NYC Health Commissioner Resigns Over de Blasio's COVID Response
Dr. Oxiris Barbot resigned Tuesday as New York City health commissioner, capping months of tensions between health experts and Mayor Bill de Blasio.
Hard feelings between Barbot and de Blasio began with the onset of the coronavirus, with health experts calling for the city to take the steps it eventually did to lock down the city. De Blasio, at the time, downplayed the need for social distancing and restrictions on public events.
Barbot’s resignation letter suggested the city fought the pandemic without using its best health experts as weapons against the virus, according to The New York Times.
“I leave my post today with deep disappointment that during the most critical public health crisis in our lifetime, that the health department’s incomparable disease control expertise was not used to the degree it could have been,” Barbot wrote in her resignation email to de Blasio.
“Our experts are world renowned for their epidemiology, surveillance and response work. The city would be well served by having them at the strategic center of the response not in the background,” she wrote.

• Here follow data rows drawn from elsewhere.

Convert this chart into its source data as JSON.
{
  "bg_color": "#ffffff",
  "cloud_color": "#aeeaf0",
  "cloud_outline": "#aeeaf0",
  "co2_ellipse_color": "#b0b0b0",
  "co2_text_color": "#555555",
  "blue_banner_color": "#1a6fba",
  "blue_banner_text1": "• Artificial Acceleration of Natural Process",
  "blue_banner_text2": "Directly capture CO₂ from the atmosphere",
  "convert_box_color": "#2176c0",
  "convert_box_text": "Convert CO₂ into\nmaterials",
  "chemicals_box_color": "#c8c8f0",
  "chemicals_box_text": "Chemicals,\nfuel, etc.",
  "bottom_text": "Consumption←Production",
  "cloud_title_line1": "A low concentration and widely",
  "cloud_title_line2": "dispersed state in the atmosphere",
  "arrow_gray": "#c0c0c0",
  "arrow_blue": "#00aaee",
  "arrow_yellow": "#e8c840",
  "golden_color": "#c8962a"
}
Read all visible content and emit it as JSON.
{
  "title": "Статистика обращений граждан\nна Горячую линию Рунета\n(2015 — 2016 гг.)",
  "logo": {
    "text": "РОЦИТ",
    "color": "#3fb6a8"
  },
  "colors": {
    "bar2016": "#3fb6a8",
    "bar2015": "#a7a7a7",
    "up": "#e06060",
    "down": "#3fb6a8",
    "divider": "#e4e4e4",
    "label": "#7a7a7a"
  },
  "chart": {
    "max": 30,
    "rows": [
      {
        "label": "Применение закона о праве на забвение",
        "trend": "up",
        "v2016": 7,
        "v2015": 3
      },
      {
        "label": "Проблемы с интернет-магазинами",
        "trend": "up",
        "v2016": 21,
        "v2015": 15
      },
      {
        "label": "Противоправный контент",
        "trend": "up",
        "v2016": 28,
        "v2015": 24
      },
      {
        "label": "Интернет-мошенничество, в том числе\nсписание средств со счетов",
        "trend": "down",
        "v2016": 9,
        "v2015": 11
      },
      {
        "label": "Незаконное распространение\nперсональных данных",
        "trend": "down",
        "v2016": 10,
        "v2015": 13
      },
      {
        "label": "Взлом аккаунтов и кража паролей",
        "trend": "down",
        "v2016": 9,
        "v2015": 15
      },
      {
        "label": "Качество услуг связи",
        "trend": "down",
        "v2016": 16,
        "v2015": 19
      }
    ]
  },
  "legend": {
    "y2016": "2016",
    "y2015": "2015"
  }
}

Within hours of Barbot’s resignation, de Blasio appointed Dr. Dave Chokshi, who had been a senior leader at Health + Hospitals, the city’s public hospital system, to replace her.
Councilman Mark Levine, who chairs the City Council’s Health Committee, called Barbot’s exit “deeply disturbing,” according to the Daily News.
“The job of public health leaders is to stand up for policy based on science, even if that policy is not politically popular. Dr. Barbot did that, to her enormous credit. It is why her departure is so worrisome,” he said.
The departure of Dr. Oxiris Barbot as New York City’s Health Commissioner is a grave blow to the fight for public health here in NYC.
Read my statement below. pic.twitter.com/XbtfV1nogg
— Mark D. Levine (@MarkLevineNYC) August 4, 2020
Levine said Barbot’s departure is a symptom of what is wrong with the city’s battle against COVID-19.
“I think this is the culmination of months of conflict between the health department and City Hall,” Levine said, according to The Times. “This reflects enormous frustration that global experts in infectious disease are being marginalized in the middle of a pandemic.”
The mayor said he needs team players.
“It had been clear in recent days that it was time for a change,” he said. “We need an atmosphere of unity. We need an atmosphere of common purpose.”
Barbot’s departure provoked commentary on Twitter.
De Blasio compels Dr. Barbot to resign just as we decide that public schools are going to reopen in the midst of this horrid pandemic.
It’s hard to blame her though. When you actually give a damn about people, it’s difficult to work with mayors who don’thttps://t.co/82VwTs0poF
— Jabari Brisport? (@JabariBrisport) August 4, 2020
The resignation of @NYCHealthCommr Oxiris Barbot is an incredible blow to the fight for public health in NYC. @NYCMayor incompetence is damaging this city in unimaginable ways. Dr Barbot has worked tirelessly for the health & safety of our city.
— Marti Gould Cummings (@MartiGCummings) August 4, 2020
Bill de Blasio is the worst Mayor in NYC history. https://t.co/EOeqhSWM8z
— Dan K. Eberhart (@DanKEberhart) August 4, 2020
“It’s a bad day for the city. She’s a very qualified commissioner of health,” said Lilliam Barrios-Paoli, a former deputy mayor of health under de Blasio. “It’s just a shame that she did not feel that she was supported by the mayor.”
As the daily toll of the coronavirus has dropped, New York City’s schools will partially reopen in September, a step that is expected to test the city’s health system.
One of the issues upon which Barbot and de Blasio differed was the mayor’s decision to put the city’s contact tracing program under the umbrella of the hospital system — which had never done such work — instead of the health department, which has a history of performing contact tracing.
“Right now, cases are popping up all over the place and we are not linking them to known contacts except in a small proportion of cases,” Dr. Neil Vora, the director of the tracing effort, said last month.